Matthew 14:32-33, “And when they climbed into the boat, the wind died down. Then those who were in the boat worshiped him, saying, “Truly you are the Son of God.” Jesus is with them. And they are more than safe. They are eternally secure. Even if Jesus would’ve allowed the storm to take his disciples, would they ever have been lost, even for a moment? Absolutely not. Why? Because on the cross, Jesus conquered our sin. And the empty tomb means that sin and death are no longer obstacles between us and the life that God has created us to enjoy. A life with him. A life of joy. A life our courage and hope and peace. By faith, Jesus turns the disciples’ worries into worship. When they see his power and they understand they are safe, they worshiped him, as they should. So in this story, and in many other stories in the Bible, we discover an amazing truth.

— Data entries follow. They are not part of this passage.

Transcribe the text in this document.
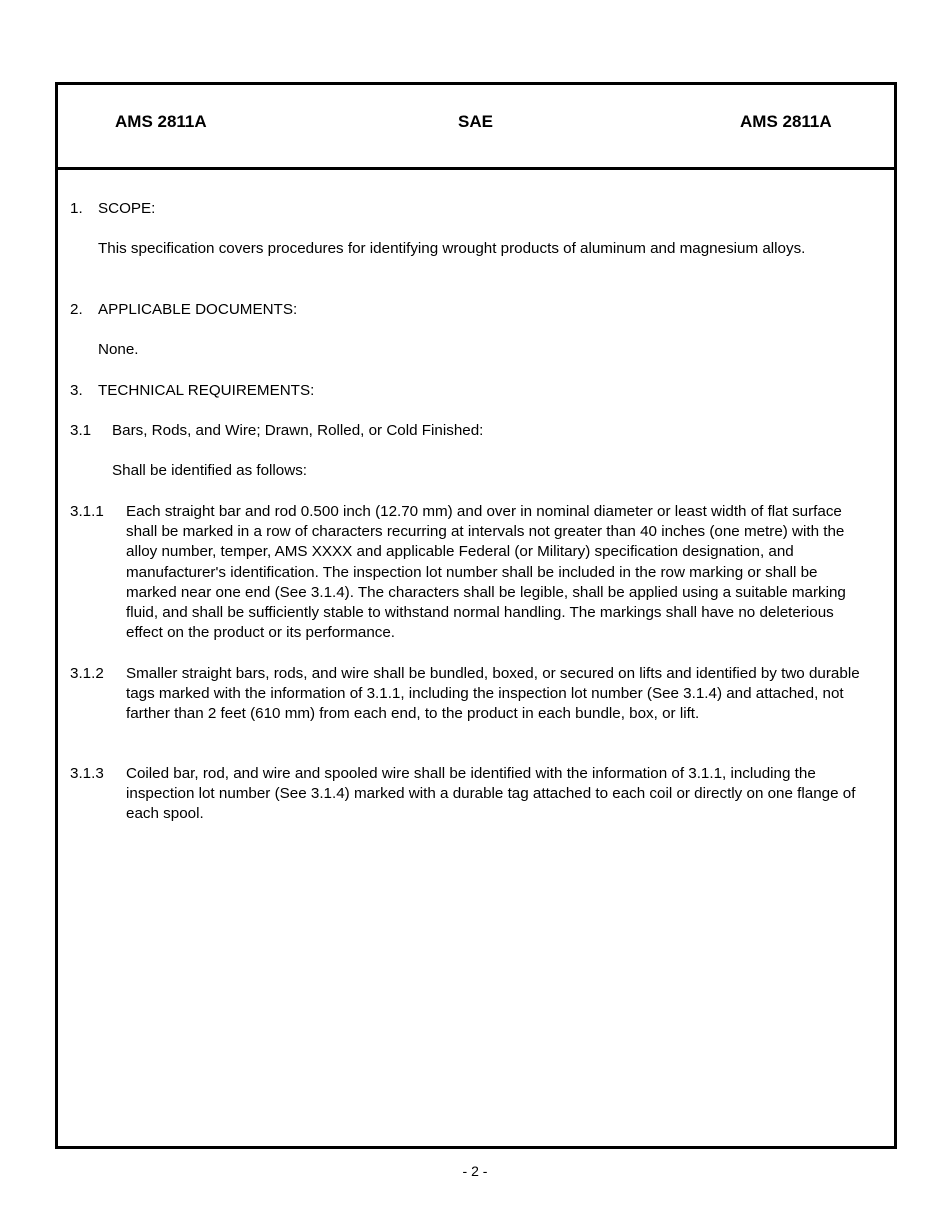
AMS 2811A	SAE	AMS 2811A
1. SCOPE:
This specification covers procedures for identifying wrought products of aluminum and magnesium alloys.
2. APPLICABLE DOCUMENTS:
None.
3. TECHNICAL REQUIREMENTS:
3.1 Bars, Rods, and Wire; Drawn, Rolled, or Cold Finished:
Shall be identified as follows:
3.1.1 Each straight bar and rod 0.500 inch (12.70 mm) and over in nominal diameter or least width of flat surface shall be marked in a row of characters recurring at intervals not greater than 40 inches (one metre) with the alloy number, temper, AMS XXXX and applicable Federal (or Military) specification designation, and manufacturer's identification. The inspection lot number shall be included in the row marking or shall be marked near one end (See 3.1.4). The characters shall be legible, shall be applied using a suitable marking fluid, and shall be sufficiently stable to withstand normal handling. The markings shall have no deleterious effect on the product or its performance.
3.1.2 Smaller straight bars, rods, and wire shall be bundled, boxed, or secured on lifts and identified by two durable tags marked with the information of 3.1.1, including the inspection lot number (See 3.1.4) and attached, not farther than 2 feet (610 mm) from each end, to the product in each bundle, box, or lift.
3.1.3 Coiled bar, rod, and wire and spooled wire shall be identified with the information of 3.1.1, including the inspection lot number (See 3.1.4) marked with a durable tag attached to each coil or directly on one flange of each spool.
- 2 -
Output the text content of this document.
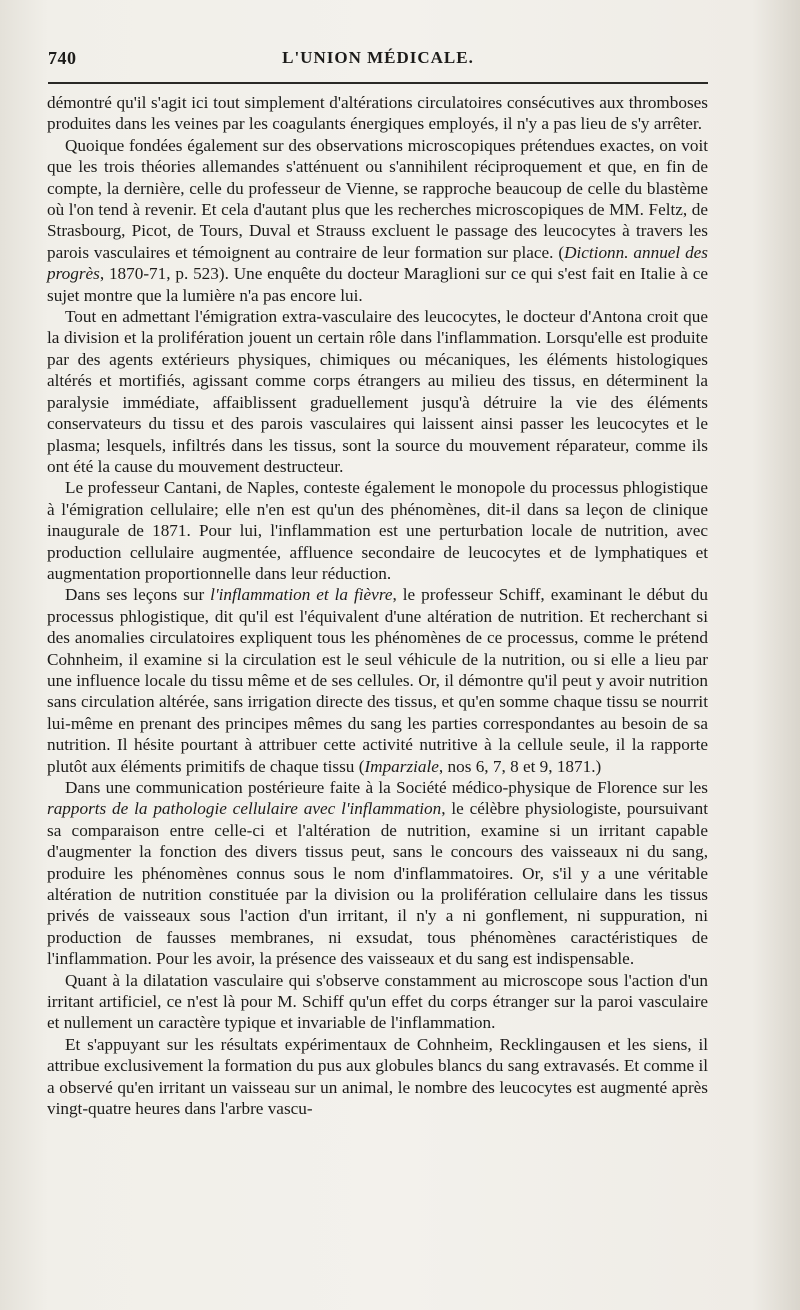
740	L'UNION MÉDICALE.

démontré qu'il s'agit ici tout simplement d'altérations circulatoires consécutives aux thromboses produites dans les veines par les coagulants énergiques employés, il n'y a pas lieu de s'y arrêter.

Quoique fondées également sur des observations microscopiques prétendues exactes, on voit que les trois théories allemandes s'atténuent ou s'annihilent réciproquement et que, en fin de compte, la dernière, celle du professeur de Vienne, se rapproche beaucoup de celle du blastème où l'on tend à revenir. Et cela d'autant plus que les recherches microscopiques de MM. Feltz, de Strasbourg, Picot, de Tours, Duval et Strauss excluent le passage des leucocytes à travers les parois vasculaires et témoignent au contraire de leur formation sur place. (Dictionn. annuel des progrès, 1870-71, p. 523). Une enquête du docteur Maraglioni sur ce qui s'est fait en Italie à ce sujet montre que la lumière n'a pas encore lui.

Tout en admettant l'émigration extra-vasculaire des leucocytes, le docteur d'Antona croit que la division et la prolifération jouent un certain rôle dans l'inflammation. Lorsqu'elle est produite par des agents extérieurs physiques, chimiques ou mécaniques, les éléments histologiques altérés et mortifiés, agissant comme corps étrangers au milieu des tissus, en déterminent la paralysie immédiate, affaiblissent graduellement jusqu'à détruire la vie des éléments conservateurs du tissu et des parois vasculaires qui laissent ainsi passer les leucocytes et le plasma; lesquels, infiltrés dans les tissus, sont la source du mouvement réparateur, comme ils ont été la cause du mouvement destructeur.

Le professeur Cantani, de Naples, conteste également le monopole du processus phlogistique à l'émigration cellulaire; elle n'en est qu'un des phénomènes, dit-il dans sa leçon de clinique inaugurale de 1871. Pour lui, l'inflammation est une perturbation locale de nutrition, avec production cellulaire augmentée, affluence secondaire de leucocytes et de lymphatiques et augmentation proportionnelle dans leur réduction.

Dans ses leçons sur l'inflammation et la fièvre, le professeur Schiff, examinant le début du processus phlogistique, dit qu'il est l'équivalent d'une altération de nutrition. Et recherchant si des anomalies circulatoires expliquent tous les phénomènes de ce processus, comme le prétend Cohnheim, il examine si la circulation est le seul véhicule de la nutrition, ou si elle a lieu par une influence locale du tissu même et de ses cellules. Or, il démontre qu'il peut y avoir nutrition sans circulation altérée, sans irrigation directe des tissus, et qu'en somme chaque tissu se nourrit lui-même en prenant des principes mêmes du sang les parties correspondantes au besoin de sa nutrition. Il hésite pourtant à attribuer cette activité nutritive à la cellule seule, il la rapporte plutôt aux éléments primitifs de chaque tissu (Imparziale, nos 6, 7, 8 et 9, 1871.)

Dans une communication postérieure faite à la Société médico-physique de Florence sur les rapports de la pathologie cellulaire avec l'inflammation, le célèbre physiologiste, poursuivant sa comparaison entre celle-ci et l'altération de nutrition, examine si un irritant capable d'augmenter la fonction des divers tissus peut, sans le concours des vaisseaux ni du sang, produire les phénomènes connus sous le nom d'inflammatoires. Or, s'il y a une véritable altération de nutrition constituée par la division ou la prolifération cellulaire dans les tissus privés de vaisseaux sous l'action d'un irritant, il n'y a ni gonflement, ni suppuration, ni production de fausses membranes, ni exsudat, tous phénomènes caractéristiques de l'inflammation. Pour les avoir, la présence des vaisseaux et du sang est indispensable.

Quant à la dilatation vasculaire qui s'observe constamment au microscope sous l'action d'un irritant artificiel, ce n'est là pour M. Schiff qu'un effet du corps étranger sur la paroi vasculaire et nullement un caractère typique et invariable de l'inflammation.

Et s'appuyant sur les résultats expérimentaux de Cohnheim, Recklingausen et les siens, il attribue exclusivement la formation du pus aux globules blancs du sang extravasés. Et comme il a observé qu'en irritant un vaisseau sur un animal, le nombre des leucocytes est augmenté après vingt-quatre heures dans l'arbre vascu-
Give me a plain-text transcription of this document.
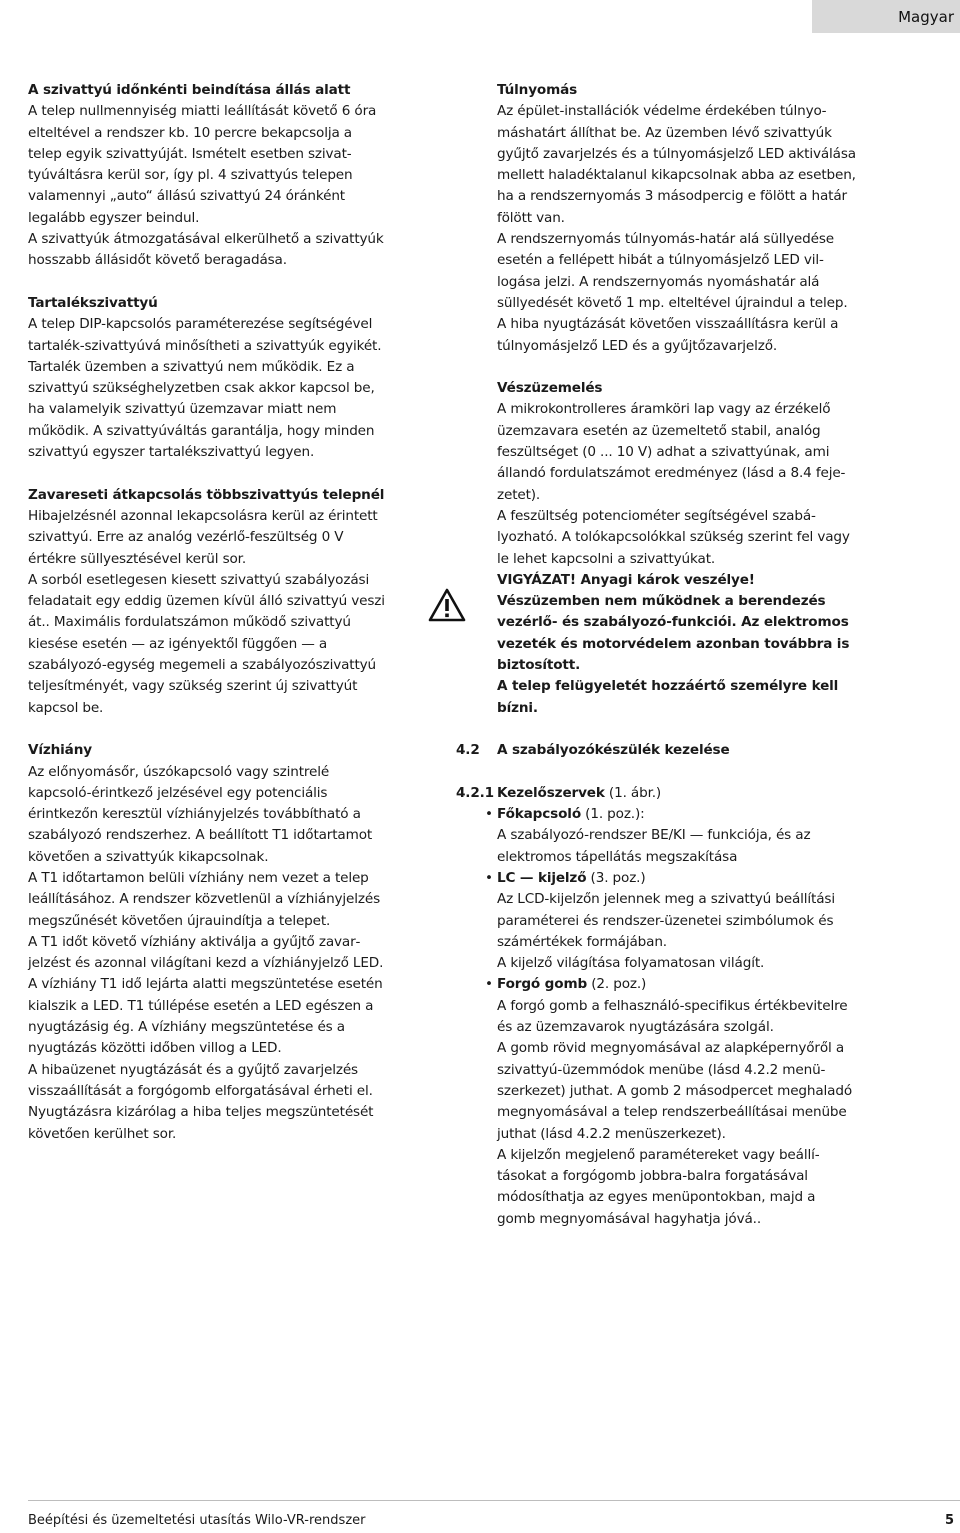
Magyar
A szivattyú időnkénti beindítása állás alatt

A telep nullmennyiség miatti leállítását követő 6 óra elteltével a rendszer kb. 10 percre bekapcsolja a telep egyik szivattyúját. Ismételt esetben szivattyúváltásra kerül sor, így pl. 4 szivattyús telepen valamennyi „auto“ állású szivattyú 24 óránként legalább egyszer beindul.

A szivattyúk átmozgatásával elkerülhető a szivattyúk hosszabb állásidőt követő beragadása.

Tartalékszivattyú

A telep DIP-kapcsolós paraméterezése segítségével tartalék-szivattyúvá minősítheti a szivattyúk egyikét. Tartalék üzemben a szivattyú nem működik. Ez a szivattyú szükséghelyzetben csak akkor kapcsol be, ha valamelyik szivattyú üzemzavar miatt nem működik. A szivattyúváltás garantálja, hogy minden szivattyú egyszer tartalékszivattyú legyen.

Zavareseti átkapcsolás többszivattyús telepnél

Hibajelzésnél azonnal lekapcsolásra kerül az érintett szivattyú. Erre az analóg vezérlő-feszültség 0 V értékre süllyesztésével kerül sor.

A sorból esetlegesen kiesett szivattyú szabályozási feladatait egy eddig üzemen kívül álló szivattyú veszi át.. Maximális fordulatszámon működő szivattyú kiesése esetén — az igényektől függően — a szabályozó-egység megemeli a szabályozószivattyú teljesítményét, vagy szükség szerint új szivattyút kapcsol be.

Vízhiány

Az előnyomásőr, úszókapcsoló vagy szintrelé kapcsoló-érintkező jelzésével egy potenciális érintkezőn keresztül vízhiányjelzés továbbítható a szabályozó rendszerhez. A beállított T1 időtartamot követően a szivattyúk kikapcsolnak.

A T1 időtartamon belüli vízhiány nem vezet a telep leállításához. A rendszer közvetlenül a vízhiányjelzés megszűnését követően újrauindítja a telepet.

A T1 időt követő vízhiány aktiválja a gyűjtő zavarjelzést és azonnal világítani kezd a vízhiányjelző LED. A vízhiány T1 idő lejárta alatti megszüntetése esetén kialszik a LED. T1 túllépése esetén a LED egészen a nyugtázásig ég. A vízhiány megszüntetése és a nyugtázás közötti időben villog a LED.

A hibaüzenet nyugtázását és a gyűjtő zavarjelzés visszaállítását a forgógomb elforgatásával érheti el. Nyugtázásra kizárólag a hiba teljes megszüntetését követően kerülhet sor.

Túlnyomás

Az épület-installációk védelme érdekében túlnyomáshatárt állíthat be. Az üzemben lévő szivattyúk gyűjtő zavarjelzés és a túlnyomásjelző LED aktiválása mellett haladéktalanul kikapcsolnak abba az esetben, ha a rendszernyomás 3 másodpercig e fölött a határ fölött van.

A rendszernyomás túlnyomás-határ alá süllyedése esetén a fellépett hibát a túlnyomásjelző LED villogása jelzi. A rendszernyomás nyomáshatár alá süllyedését követő 1 mp. elteltével újraindul a telep.

A hiba nyugtázását követően visszaállításra kerül a túlnyomásjelző LED és a gyűjtőzavarjelző.

Vészüzemelés

A mikrokontrolleres áramköri lap vagy az érzékelő üzemzavara esetén az üzemeltető stabil, analóg feszültséget (0 ... 10 V) adhat a szivattyúnak, ami állandó fordulatszámot eredményez (lásd a 8.4 fejezetet).

A feszültség potenciométer segítségével szabályozható. A tolókapcsolókkal szükség szerint fel vagy le lehet kapcsolni a szivattyúkat.

VIGYÁZAT! Anyagi károk veszélye!

Vészüzemben nem működnek a berendezés vezérlő- és szabályozó-funkciói. Az elektromos vezeték és motorvédelem azonban továbbra is biztosított.

A telep felügyeletét hozzáértő személyre kell bízni.

4.2 A szabályozókészülék kezelése
4.2.1 Kezelőszervek (1. ábr.)
• Főkapcsoló (1. poz.):

A szabályozó-rendszer BE/KI — funkciója, és az elektromos tápellátás megszakítása

• LC — kijelző (3. poz.)

Az LCD-kijelzőn jelennek meg a szivattyú beállítási paraméterei és rendszer-üzenetei szimbólumok és számértékek formájában.

A kijelző világítása folyamatosan világít.

• Forgó gomb (2. poz.)

A forgó gomb a felhasználó-specifikus értékbevitelre és az üzemzavarok nyugtázására szolgál.

A gomb rövid megnyomásával az alapképernyőről a szivattyú-üzemmódok menübe (lásd 4.2.2 menüszerkezet) juthat. A gomb 2 másodpercet meghaladó megnyomásával a telep rendszerbeállításai menübe juthat (lásd 4.2.2 menüszerkezet).

A kijelzőn megjelenő paramétereket vagy beállításokat a forgógomb jobbra-balra forgatásával módosíthatja az egyes menüpontokban, majd a gomb megnyomásával hagyhatja jóvá..

Beépítési és üzemeltetési utasítás Wilo-VR-rendszer	5
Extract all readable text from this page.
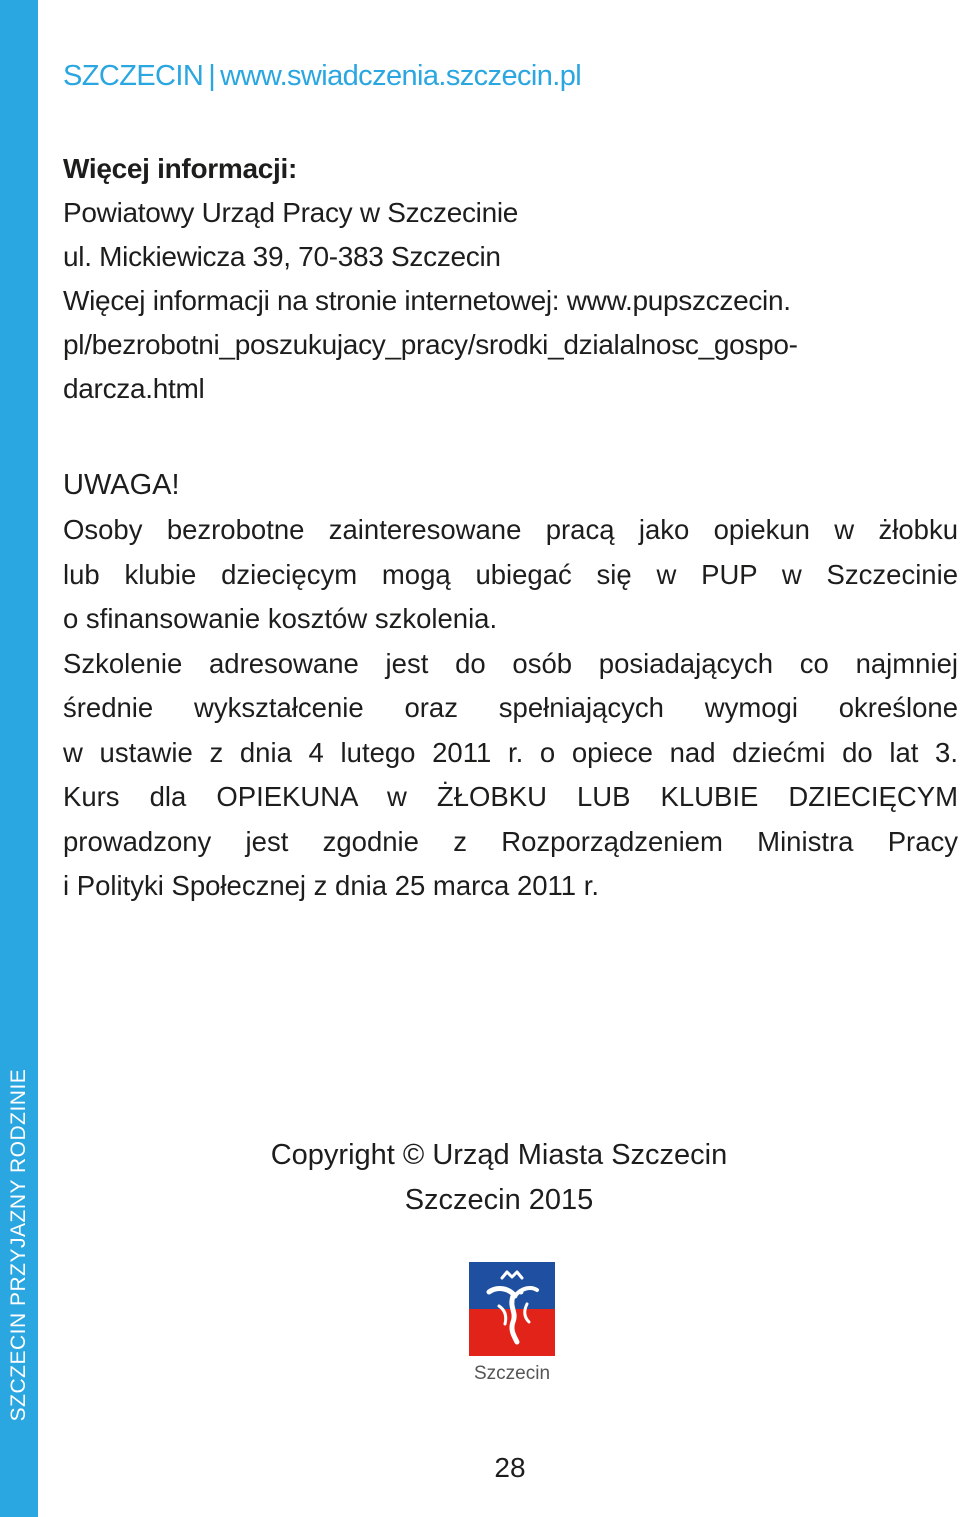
SZCZECIN PRZYJAZNY RODZINIE
SZCZECIN | www.swiadczenia.szczecin.pl
Więcej informacji:
Powiatowy Urząd Pracy w Szczecinie
ul. Mickiewicza 39, 70-383 Szczecin
Więcej informacji na stronie internetowej: www.pupszczecin.
pl/bezrobotni_poszukujacy_pracy/srodki_dzialalnosc_gospo-
darcza.html
UWAGA!
Osoby bezrobotne zainteresowane pracą jako opiekun w żłobku
lub klubie dziecięcym mogą ubiegać się w PUP w Szczecinie
o sfinansowanie kosztów szkolenia.
Szkolenie adresowane jest do osób posiadających co najmniej
średnie wykształcenie oraz spełniających wymogi określone
w ustawie z dnia 4 lutego 2011 r. o opiece nad dziećmi do lat 3.
Kurs dla OPIEKUNA w ŻŁOBKU LUB KLUBIE DZIECIĘCYM
prowadzony jest zgodnie z Rozporządzeniem Ministra Pracy
i Polityki Społecznej z dnia 25 marca 2011 r.
Copyright © Urząd Miasta Szczecin
Szczecin 2015
Szczecin
28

When God is Big…Fears are Quieted. The most common command in the Bible is “do not be afraid.” You see, when God is small…when we lose sight of him or when we are distracted from him, then our fears are natural and overwhelming — fear is loud. But when God is big…when we walk by faith and not sight, when we stay focused on Jesus, we are held up by his loving power — and fears are quieted. Courage is possible. So when fear threatens to overwhelm us, what do we do? Take the words of the Apostle Paul to heart.
Col 3:1-4, “Since, then, you have been raised with Christ, set your hearts on things above, where Christ is, seated at the right hand of God. Set your minds on things above, not on earthly things. For you died, and your life is now hidden with Christ in God. When Christ, who is your life, appears, then you also will appear with him in glory.” I was reminded this week that you can’t always change your circumstances, but you can change your perspective. When God is big, it changes everything. Including how we deal with our fears. Do you believe this?